Your Medicare Coverage

Is my test, item, or service covered?

Diabetes screenings

How often is it covered?

Medicare Part B (Medical Insurance) covers screenings to check for diabetes. You may be eligible for 2 diabetes screenings each year.

Who's eligible?

Part B covers these screenings if your doctor determines you're at risk for diabetes or you're diagnosed with pre-diabetes. These lab tests are covered if you have any of these risk factors: 

  • High blood pressure (hypertension)
  • History of abnormal cholesterol and triglyceride levels (dyslipidemia)
  • Obesity
  • History of high blood sugar (glucose)

Part B also covers these tests if 2 or more of these apply to you:

  • Age 65 or older
  • Overweight
  • Family history of diabetes (parents, brothers, sisters)
  • History of gestational diabetes (diabetes during pregnancy) or delivery of a baby weighing more than 9 pounds

If you have Part B and prediabetes, you may qualify to get diabetes prevention program services. Prediabetes is a serious health condition where blood sugar levels are higher than normal, but not high enough yet to be diagnosed as having type 2 diabetes. These services can help you make health behavior changes that can prevent or delay the onset of diabetes. If you qualify, you can get services at no out-of-pocket cost and without a referral from your doctor.

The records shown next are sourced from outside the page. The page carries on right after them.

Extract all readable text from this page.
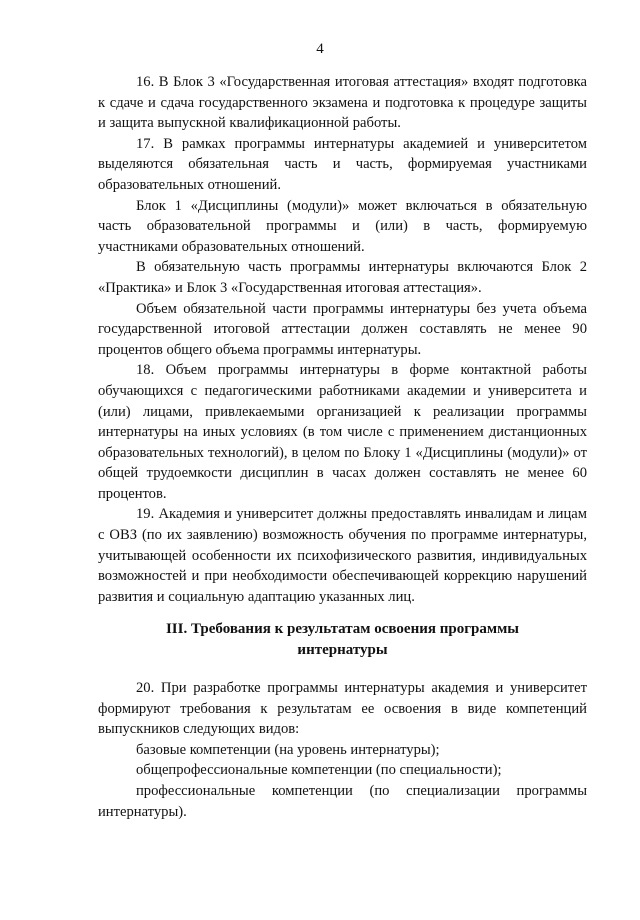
4

16. В Блок 3 «Государственная итоговая аттестация» входят подготовка к сдаче и сдача государственного экзамена и подготовка к процедуре защиты и защита выпускной квалификационной работы.

17. В рамках программы интернатуры академией и университетом выделяются обязательная часть и часть, формируемая участниками образовательных отношений.

Блок 1 «Дисциплины (модули)» может включаться в обязательную часть образовательной программы и (или) в часть, формируемую участниками образовательных отношений.

В обязательную часть программы интернатуры включаются Блок 2 «Практика» и Блок 3 «Государственная итоговая аттестация».

Объем обязательной части программы интернатуры без учета объема государственной итоговой аттестации должен составлять не менее 90 процентов общего объема программы интернатуры.

18. Объем программы интернатуры в форме контактной работы обучающихся с педагогическими работниками академии и университета и (или) лицами, привлекаемыми организацией к реализации программы интернатуры на иных условиях (в том числе с применением дистанционных образовательных технологий), в целом по Блоку 1 «Дисциплины (модули)» от общей трудоемкости дисциплин в часах должен составлять не менее 60 процентов.

19. Академия и университет должны предоставлять инвалидам и лицам с ОВЗ (по их заявлению) возможность обучения по программе интернатуры, учитывающей особенности их психофизического развития, индивидуальных возможностей и при необходимости обеспечивающей коррекцию нарушений развития и социальную адаптацию указанных лиц.

III. Требования к результатам освоения программы
интернатуры

20. При разработке программы интернатуры академия и университет формируют требования к результатам ее освоения в виде компетенций выпускников следующих видов:

базовые компетенции (на уровень интернатуры);

общепрофессиональные компетенции (по специальности);

профессиональные компетенции (по специализации программы интернатуры).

The program begins with at least 16 core sessions over a 6-month period which are offered in a group setting. After the core sessions, additional monthly sessions will help you maintain healthy habits. The diabetes prevention program sessions will include:

  • Tips on how to get more exercise
  • Strategies for controlling your weight
  • Support from people with similar goals and challenges
  • A lifestyle coach, specially trained to help keep you motivated

Talk to your doctor to find out if you have prediabetes.

If you’re in a Medicare Advantage Plan, contact your plan for more information.

Your costs in Original Medicare

You pay nothing for these tests if your doctor or other qualified health care provider accepts assignment.


Your doctor or other health care provider may recommend you get services more often than Medicare covers. Or, they may recommend services that Medicare doesn’t cover. If this happens, you may have to pay some or all of the costs. Ask questions so you understand why your doctor is recommending certain services and whether Medicare will pay for them.